Le Premier ministre israélien Benyamin Netanyahou, le Premier ministre hongrois Viktor Orban
montage photos afp
Ce sera la première visite d'un dirigeant israélien en Hongrie depuis la chute du communisme en 1989

La Hongrie se prépare à accueillir le Premier ministre israélien Benjamin Netanyahou, une visite historique dont son homologue Viktor Orban espère tirer profit pour contrer les critiques dénonçant un antisémitisme latent dans sa croisade contre le milliardaire George Soros.

Attendu à Budapest dès lundi soir, dans la foulée de son voyage en France, Benjamin Netanyahou rencontrera M. Orban à partir de mardi pour la première visite d'un dirigeant israélien en Hongrie depuis la chute du communisme en 1989.

Mercredi, les Premiers ministres tchèque, slovaque et polonais se joindront aux rencontres dans la capitale hongroise, présentant au Premier ministre israélien un front de pays unis contre la politique d'immigration de l'Union européenne et bien disposés envers le président américain Donald Trump.

Polémique Soros

La visite du Premier ministre israélien en Hongrie a été précédée d'une vive polémique notamment avec la communauté juive de ce pays, forte d'environ 100.000 personnes, l'une des plus importantes d'Europe.

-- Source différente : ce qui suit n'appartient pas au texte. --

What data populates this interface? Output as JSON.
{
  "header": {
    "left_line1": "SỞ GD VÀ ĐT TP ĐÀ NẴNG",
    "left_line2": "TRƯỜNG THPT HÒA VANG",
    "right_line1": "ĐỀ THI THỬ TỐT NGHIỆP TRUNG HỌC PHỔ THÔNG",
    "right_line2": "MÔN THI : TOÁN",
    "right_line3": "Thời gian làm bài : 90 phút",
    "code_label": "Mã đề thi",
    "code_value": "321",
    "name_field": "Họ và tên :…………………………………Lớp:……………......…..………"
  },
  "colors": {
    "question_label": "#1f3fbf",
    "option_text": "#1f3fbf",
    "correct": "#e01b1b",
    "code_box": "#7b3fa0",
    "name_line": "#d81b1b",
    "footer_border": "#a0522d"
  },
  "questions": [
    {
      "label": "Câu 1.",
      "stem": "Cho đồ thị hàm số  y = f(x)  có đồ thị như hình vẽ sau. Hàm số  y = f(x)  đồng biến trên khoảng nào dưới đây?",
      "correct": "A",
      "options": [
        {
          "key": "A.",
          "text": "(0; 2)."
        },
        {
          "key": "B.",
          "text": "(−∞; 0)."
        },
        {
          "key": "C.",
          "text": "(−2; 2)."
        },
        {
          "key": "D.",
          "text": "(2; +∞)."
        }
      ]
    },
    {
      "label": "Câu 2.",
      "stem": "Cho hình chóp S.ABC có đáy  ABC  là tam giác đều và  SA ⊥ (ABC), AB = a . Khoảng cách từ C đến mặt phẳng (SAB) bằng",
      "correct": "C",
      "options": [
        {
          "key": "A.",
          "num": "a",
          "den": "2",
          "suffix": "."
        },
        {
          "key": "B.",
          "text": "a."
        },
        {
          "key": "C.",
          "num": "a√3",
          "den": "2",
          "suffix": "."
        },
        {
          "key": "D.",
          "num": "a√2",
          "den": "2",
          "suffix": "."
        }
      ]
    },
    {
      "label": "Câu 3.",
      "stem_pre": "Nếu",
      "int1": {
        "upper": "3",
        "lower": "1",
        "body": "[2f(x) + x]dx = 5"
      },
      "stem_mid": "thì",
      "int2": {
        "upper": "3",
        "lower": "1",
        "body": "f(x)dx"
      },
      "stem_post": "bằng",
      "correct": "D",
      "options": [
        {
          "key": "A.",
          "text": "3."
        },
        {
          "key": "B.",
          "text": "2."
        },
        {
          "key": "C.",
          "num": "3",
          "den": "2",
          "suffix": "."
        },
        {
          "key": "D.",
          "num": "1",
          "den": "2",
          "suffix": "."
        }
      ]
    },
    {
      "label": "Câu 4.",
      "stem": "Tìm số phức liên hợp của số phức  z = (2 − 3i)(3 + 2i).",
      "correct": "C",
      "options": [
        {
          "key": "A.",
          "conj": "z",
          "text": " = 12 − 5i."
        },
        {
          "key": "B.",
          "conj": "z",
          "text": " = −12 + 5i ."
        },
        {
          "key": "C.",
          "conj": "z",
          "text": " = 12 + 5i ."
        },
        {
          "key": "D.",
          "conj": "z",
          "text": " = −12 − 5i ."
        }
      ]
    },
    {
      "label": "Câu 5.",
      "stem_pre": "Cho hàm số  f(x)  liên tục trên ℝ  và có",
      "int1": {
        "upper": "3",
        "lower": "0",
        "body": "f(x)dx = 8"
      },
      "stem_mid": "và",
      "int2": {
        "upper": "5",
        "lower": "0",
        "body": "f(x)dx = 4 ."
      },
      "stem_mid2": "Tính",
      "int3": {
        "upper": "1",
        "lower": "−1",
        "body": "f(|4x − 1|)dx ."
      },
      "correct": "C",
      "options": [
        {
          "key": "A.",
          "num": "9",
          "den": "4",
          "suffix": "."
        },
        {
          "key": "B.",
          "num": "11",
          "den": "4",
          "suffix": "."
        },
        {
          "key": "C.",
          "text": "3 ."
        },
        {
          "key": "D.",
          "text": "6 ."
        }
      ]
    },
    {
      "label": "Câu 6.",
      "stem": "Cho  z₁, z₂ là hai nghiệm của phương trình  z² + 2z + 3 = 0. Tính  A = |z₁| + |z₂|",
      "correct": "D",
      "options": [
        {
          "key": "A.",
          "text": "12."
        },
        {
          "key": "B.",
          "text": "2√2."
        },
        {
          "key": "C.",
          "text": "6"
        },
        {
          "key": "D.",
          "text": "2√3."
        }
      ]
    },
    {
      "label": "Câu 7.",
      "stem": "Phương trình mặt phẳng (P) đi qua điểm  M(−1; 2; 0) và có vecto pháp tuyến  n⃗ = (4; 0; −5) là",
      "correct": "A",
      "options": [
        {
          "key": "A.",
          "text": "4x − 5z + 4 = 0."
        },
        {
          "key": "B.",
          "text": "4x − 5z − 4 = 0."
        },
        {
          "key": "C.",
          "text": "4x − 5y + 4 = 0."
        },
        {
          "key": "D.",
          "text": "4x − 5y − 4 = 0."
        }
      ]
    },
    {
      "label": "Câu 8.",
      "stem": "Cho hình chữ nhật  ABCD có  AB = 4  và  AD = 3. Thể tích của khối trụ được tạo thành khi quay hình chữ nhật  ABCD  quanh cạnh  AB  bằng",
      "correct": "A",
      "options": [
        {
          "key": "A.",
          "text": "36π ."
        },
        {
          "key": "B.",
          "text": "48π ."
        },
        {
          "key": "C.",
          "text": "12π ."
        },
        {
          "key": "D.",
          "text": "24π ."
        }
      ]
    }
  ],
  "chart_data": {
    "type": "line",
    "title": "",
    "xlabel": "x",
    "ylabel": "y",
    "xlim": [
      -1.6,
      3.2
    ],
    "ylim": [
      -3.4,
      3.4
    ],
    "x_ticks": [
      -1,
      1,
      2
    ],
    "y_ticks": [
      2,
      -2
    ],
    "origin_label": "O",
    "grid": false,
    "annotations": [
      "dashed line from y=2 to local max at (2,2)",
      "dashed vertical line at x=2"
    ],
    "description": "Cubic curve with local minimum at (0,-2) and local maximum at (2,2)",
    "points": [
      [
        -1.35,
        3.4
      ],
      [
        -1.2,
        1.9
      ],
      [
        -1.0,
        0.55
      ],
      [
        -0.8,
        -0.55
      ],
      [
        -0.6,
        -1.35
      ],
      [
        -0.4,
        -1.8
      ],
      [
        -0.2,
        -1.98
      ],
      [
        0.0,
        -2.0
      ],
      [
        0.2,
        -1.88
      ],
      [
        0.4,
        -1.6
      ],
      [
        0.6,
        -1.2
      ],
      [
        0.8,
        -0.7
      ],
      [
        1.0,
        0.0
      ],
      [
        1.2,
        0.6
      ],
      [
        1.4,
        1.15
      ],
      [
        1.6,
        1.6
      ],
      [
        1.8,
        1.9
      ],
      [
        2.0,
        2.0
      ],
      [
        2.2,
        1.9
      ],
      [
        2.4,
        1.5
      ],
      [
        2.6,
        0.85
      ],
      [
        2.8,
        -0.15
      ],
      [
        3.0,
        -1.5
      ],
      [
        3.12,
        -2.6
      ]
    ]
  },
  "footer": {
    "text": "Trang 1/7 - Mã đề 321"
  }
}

Au début du mois de juillet, des milliers d'affiches grand format financées par le gouvernement conservateur de Viktor Orban ont fait leur apparition dans tout le pays. Un portrait rieur de l'homme d'affaires américain d'origine juive hongroise y figure, accompagné du commentaire: "ne laissons pas Soros rire le dernier" pour dénoncer son action supposée en faveur de l'immigration. 

ATTILA KISBENEDEK (AFP)

Depuis la mise en place des posters, les médias locaux ont signalé que certains d'entre eux avaient été affublés de graffitis antisémites.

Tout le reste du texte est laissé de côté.